Em entrevistas ao The Jerusalem Post , familiares de quatro vítimas detalharam casos de execuções secretas, desaparecimentos forçados e assassinatos durante protestos, descrevendo como o regime sistematicamente retém informações, nega o devido processo legal e, em alguns casos, se recusa a devolver os corpos para sepultamento.
A violenta repressão de protestos pela República Islâmica tem atraído repetidamente condenação internacional, desde o Movimento Verde em 2009 até as manifestações Mulheres, Vida e Liberdade em 2022. 
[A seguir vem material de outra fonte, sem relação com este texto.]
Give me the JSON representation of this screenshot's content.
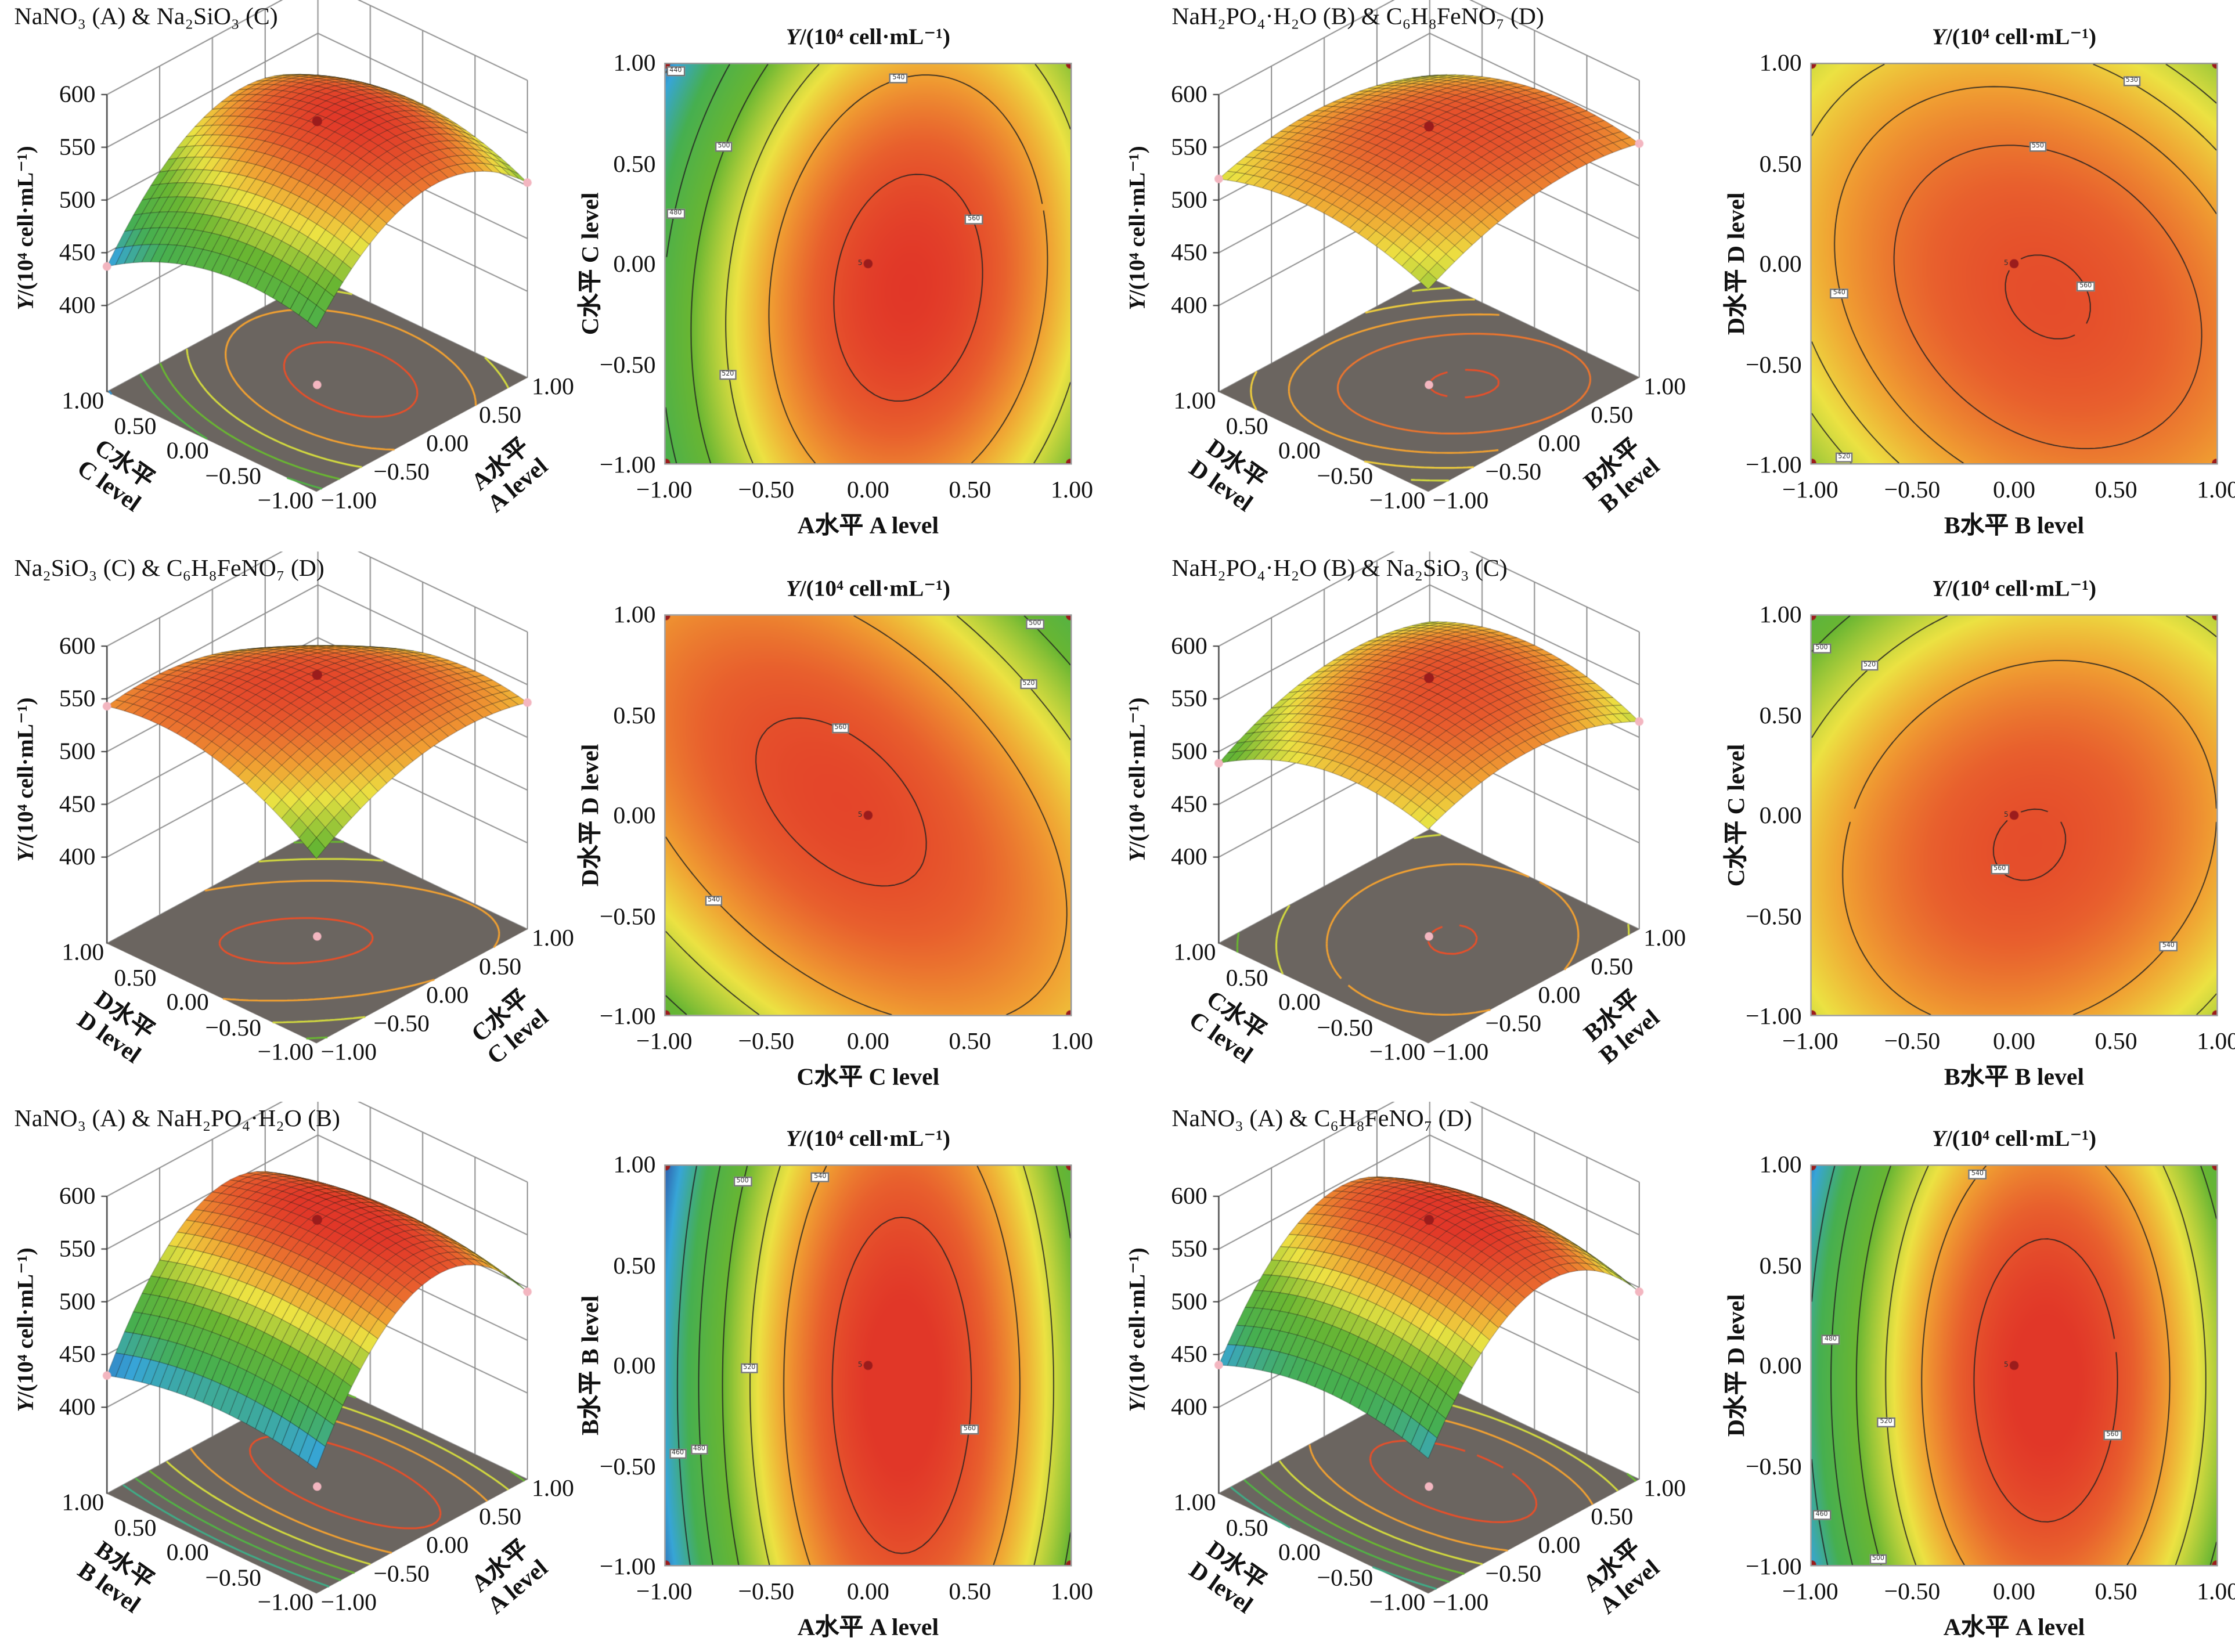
{
  "chart_data": [
    {
      "type": "response-surface",
      "title": "NaNO₃ (A) & Na₂SiO₃ (C)",
      "z_label_var": "Y",
      "z_label_unit": "/(10⁴ cell·mL⁻¹)",
      "z_ticks": [
        "400",
        "450",
        "500",
        "550",
        "600"
      ],
      "x_factor": {
        "cn": "A水平",
        "en": "A level"
      },
      "y_factor": {
        "cn": "C水平",
        "en": "C level"
      },
      "ticks": [
        "−1.00",
        "−0.50",
        "0.00",
        "0.50",
        "1.00"
      ],
      "xlim": [
        -1,
        1
      ],
      "ylim": [
        -1,
        1
      ],
      "zlim": [
        400,
        600
      ],
      "contour_levels": [
        440,
        480,
        500,
        520,
        540,
        560
      ],
      "center_point_label": "5"
    },
    {
      "type": "response-surface",
      "title": "NaH₂PO₄·H₂O (B) & C₆H₈FeNO₇ (D)",
      "z_label_var": "Y",
      "z_label_unit": "/(10⁴ cell·mL⁻¹)",
      "z_ticks": [
        "400",
        "450",
        "500",
        "550",
        "600"
      ],
      "x_factor": {
        "cn": "B水平",
        "en": "B level"
      },
      "y_factor": {
        "cn": "D水平",
        "en": "D level"
      },
      "ticks": [
        "−1.00",
        "−0.50",
        "0.00",
        "0.50",
        "1.00"
      ],
      "xlim": [
        -1,
        1
      ],
      "ylim": [
        -1,
        1
      ],
      "zlim": [
        400,
        600
      ],
      "contour_levels": [
        510,
        520,
        530,
        540,
        550,
        560
      ],
      "center_point_label": "5"
    },
    {
      "type": "response-surface",
      "title": "Na₂SiO₃ (C) & C₆H₈FeNO₇ (D)",
      "z_label_var": "Y",
      "z_label_unit": "/(10⁴ cell·mL⁻¹)",
      "z_ticks": [
        "400",
        "450",
        "500",
        "550",
        "600"
      ],
      "x_factor": {
        "cn": "C水平",
        "en": "C level"
      },
      "y_factor": {
        "cn": "D水平",
        "en": "D level"
      },
      "ticks": [
        "−1.00",
        "−0.50",
        "0.00",
        "0.50",
        "1.00"
      ],
      "xlim": [
        -1,
        1
      ],
      "ylim": [
        -1,
        1
      ],
      "zlim": [
        400,
        600
      ],
      "contour_levels": [
        480,
        500,
        520,
        540,
        560
      ],
      "center_point_label": "5"
    },
    {
      "type": "response-surface",
      "title": "NaH₂PO₄·H₂O (B) & Na₂SiO₃ (C)",
      "z_label_var": "Y",
      "z_label_unit": "/(10⁴ cell·mL⁻¹)",
      "z_ticks": [
        "400",
        "450",
        "500",
        "550",
        "600"
      ],
      "x_factor": {
        "cn": "B水平",
        "en": "B level"
      },
      "y_factor": {
        "cn": "C水平",
        "en": "C level"
      },
      "ticks": [
        "−1.00",
        "−0.50",
        "0.00",
        "0.50",
        "1.00"
      ],
      "xlim": [
        -1,
        1
      ],
      "ylim": [
        -1,
        1
      ],
      "zlim": [
        400,
        600
      ],
      "contour_levels": [
        500,
        520,
        540,
        560
      ],
      "center_point_label": "5"
    },
    {
      "type": "response-surface",
      "title": "NaNO₃ (A) & NaH₂PO₄·H₂O (B)",
      "z_label_var": "Y",
      "z_label_unit": "/(10⁴ cell·mL⁻¹)",
      "z_ticks": [
        "400",
        "450",
        "500",
        "550",
        "600"
      ],
      "x_factor": {
        "cn": "A水平",
        "en": "A level"
      },
      "y_factor": {
        "cn": "B水平",
        "en": "B level"
      },
      "ticks": [
        "−1.00",
        "−0.50",
        "0.00",
        "0.50",
        "1.00"
      ],
      "xlim": [
        -1,
        1
      ],
      "ylim": [
        -1,
        1
      ],
      "zlim": [
        400,
        600
      ],
      "contour_levels": [
        460,
        480,
        500,
        520,
        540,
        560
      ],
      "center_point_label": "5"
    },
    {
      "type": "response-surface",
      "title": "NaNO₃ (A) & C₆H₈FeNO₇ (D)",
      "z_label_var": "Y",
      "z_label_unit": "/(10⁴ cell·mL⁻¹)",
      "z_ticks": [
        "400",
        "450",
        "500",
        "550",
        "600"
      ],
      "x_factor": {
        "cn": "A水平",
        "en": "A level"
      },
      "y_factor": {
        "cn": "D水平",
        "en": "D level"
      },
      "ticks": [
        "−1.00",
        "−0.50",
        "0.00",
        "0.50",
        "1.00"
      ],
      "xlim": [
        -1,
        1
      ],
      "ylim": [
        -1,
        1
      ],
      "zlim": [
        400,
        600
      ],
      "contour_levels": [
        460,
        480,
        500,
        520,
        540,
        560
      ],
      "center_point_label": "5"
    }
  ],
  "colors": {
    "floor": "#6b6560",
    "contour_line": "#222222",
    "design_point": "#9b1c1c",
    "wall_grid": "#8a8a8a"
  }
}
Mais recentemente, a repressão do regime em janeiro atraiu a atenção global, com grupos de direitos humanos relatando que dezenas de milhares de pessoas foram mortas nas ruas pelas forças de segurança durante manifestações contra a crise econômica do país.

Contudo, o uso da força contra a dissidência não é novidade; tem sido uma ferramenta central de controle desde a Revolução Islâmica de 1979. Com milhares de pessoas presas, mantidas em prisões secretas e assassinadas pela Guarda Revolucionária Islâmica, a verdadeira dimensão das atrocidades de Teerã talvez nunca seja conhecida.

A Anistia Internacional, a Human Rights Watch, as Nações Unidas e inúmeras outras organizações humanitárias alertaram para a violação sistemática dos direitos humanos pelo regime, que atinge o ápice sempre que o povo iraniano exige mudanças.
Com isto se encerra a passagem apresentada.